Ten myths about health care planning

Paulette Brown

To encourage advance health care planning, April 16 is National Health Care Decisions Day. Most adults put off planning and may be confused by conflicting information and myths about advance health care planning.

Let’s clear up a few common myths:

■Advance directives are only for older people.

False. It is true older people are most likely to use advance directives, but every adult needs one. You never know when an accident or injury might leave you temporarily unable to communicate. Young adults should at a minimum name someone to make health care decisions when they can’t.

■You have to use your state’s statutory form for advance directive to be valid.

False. Most states do not require a particular form for advance care directives, but they do have special rules on how directives should be signed to be valid. An elder law or estate planning attorney can tell you what is required in your state.

■Advance directives are legally binding, so doctors have to follow them.

False. The decision on treating or not treating is based on the doctor’s assessment of your medical condition. Doctors may ignore the instructions in an advance directive if they consider them to be medically inappropriate or they have an objection of conscience. The only reliable strategy for having your desires followed is to make sure your doctors are willing to support your wishes, and then document them.

■An advance directive means “do not treat.”

False. An advance directive can describe both the treatment one wants and what one does not want. Ending life-saving or life-prolonging care is done only when there is no hope of recovery.

■If I name a health care agent, I give up the right to make my own decisions.

False. As long as you have the ability to do so, you are in charge of your health care decisions.

■I should wait until I am sure about what I want before signing an advance directive.

False. While you may not be ready to contemplate the end of life, you should appoint a health care agent. Your directives can easily be updated as your wishes change.

■Just talking to my doctor and family about what I want is not legally effective.

False. Meaningful discussion with your doctor and family is the most important step. But the best strategy is to combine talking with documentation, and make sure all parties have a copy.

■Once I give my doctor a signed copy of my directive, my task is done.
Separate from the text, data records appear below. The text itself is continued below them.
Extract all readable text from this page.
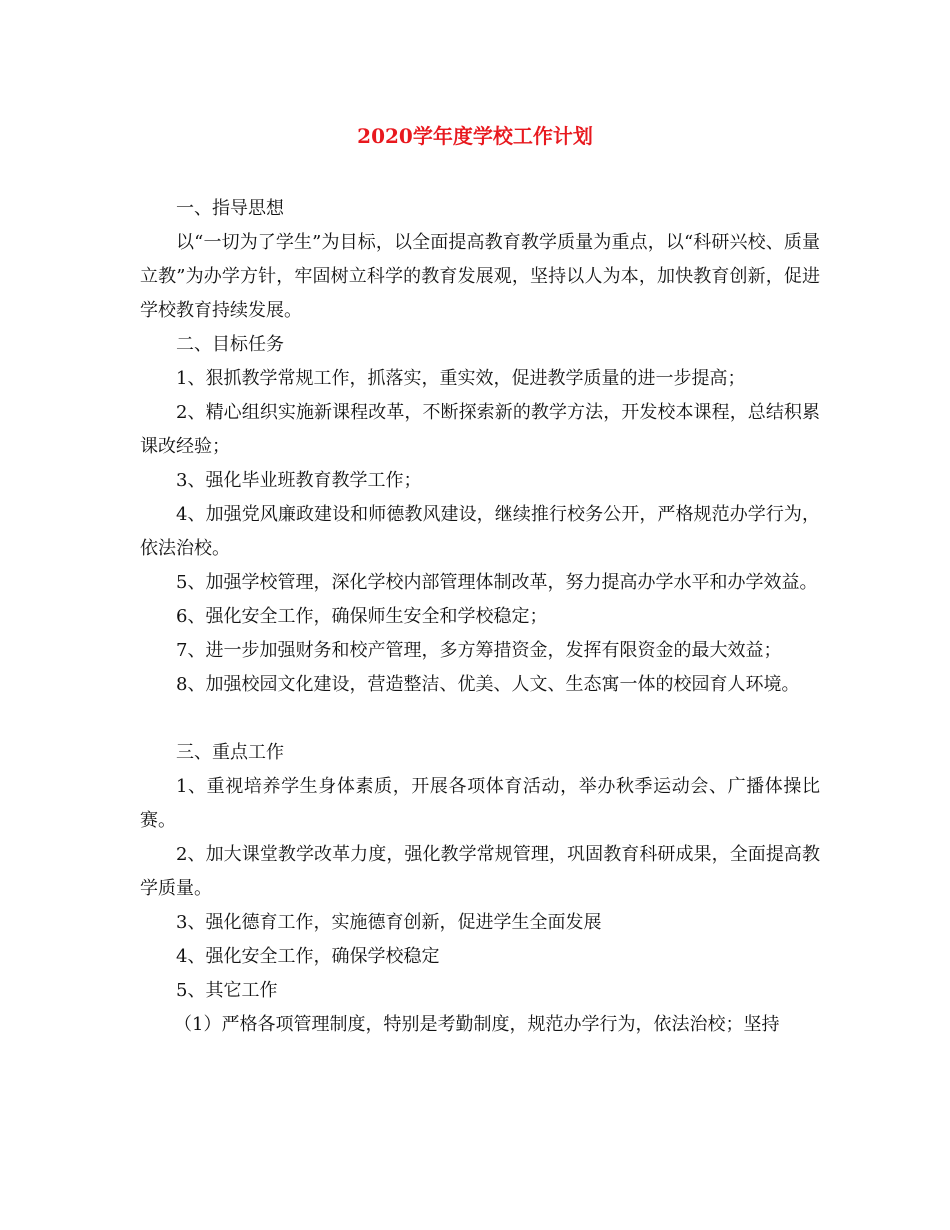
2020学年度学校工作计划

一、指导思想

以“一切为了学生”为目标，以全面提高教育教学质量为重点，以“科研兴校、质量立教”为办学方针，牢固树立科学的教育发展观，坚持以人为本，加快教育创新，促进学校教育持续发展。

二、目标任务

1、狠抓教学常规工作，抓落实，重实效，促进教学质量的进一步提高；

2、精心组织实施新课程改革，不断探索新的教学方法，开发校本课程，总结积累课改经验；

3、强化毕业班教育教学工作；

4、加强党风廉政建设和师德教风建设，继续推行校务公开，严格规范办学行为，依法治校。

5、加强学校管理，深化学校内部管理体制改革，努力提高办学水平和办学效益。

6、强化安全工作，确保师生安全和学校稳定；

7、进一步加强财务和校产管理，多方筹措资金，发挥有限资金的最大效益；

8、加强校园文化建设，营造整洁、优美、人文、生态寓一体的校园育人环境。

三、重点工作

1、重视培养学生身体素质，开展各项体育活动，举办秋季运动会、广播体操比赛。

2、加大课堂教学改革力度，强化教学常规管理，巩固教育科研成果，全面提高教学质量。

3、强化德育工作，实施德育创新，促进学生全面发展

4、强化安全工作，确保学校稳定

5、其它工作

（1）严格各项管理制度，特别是考勤制度，规范办学行为，依法治校；坚持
False. You need to make sure your doctor understands and supports your wishes, and that all of your health care providers are aware of your directive and have a copy. You should also review your wishes when any of the Five D’s occur: a new Decade in age, the Death of a loved one, Divorce, a Diagnosis of a significant medical condition, or a Decline in your medical condition.

■If I am living at home and my advance directive says I do not want to be resuscitated, EMS will not resuscitate me if I go into cardiac arrest.

Usually false. If you are terminally ill and do not want to be resuscitated, you should talk to your attorney and health care provider about an out-of-hospital do-not-resuscitate order. If you create one, you should talk to your local EMS providers to see if they will honor it, and your health care providers on what to do if EMS will not honor the order.

■You must have a living will to stop treatment near the end of life.

False. Treatment that is no longer leading to stable or improved health can be stopped without a living will, if agreed to by you, or your health care decision-maker and your doctors. However, the benefit of a living will is that it allows you to leave instructions beforehand about the health care you want, or do not want, when death is imminent.

Paulette Brown is president of the American Bar Association. This has been adapted from InsideSources.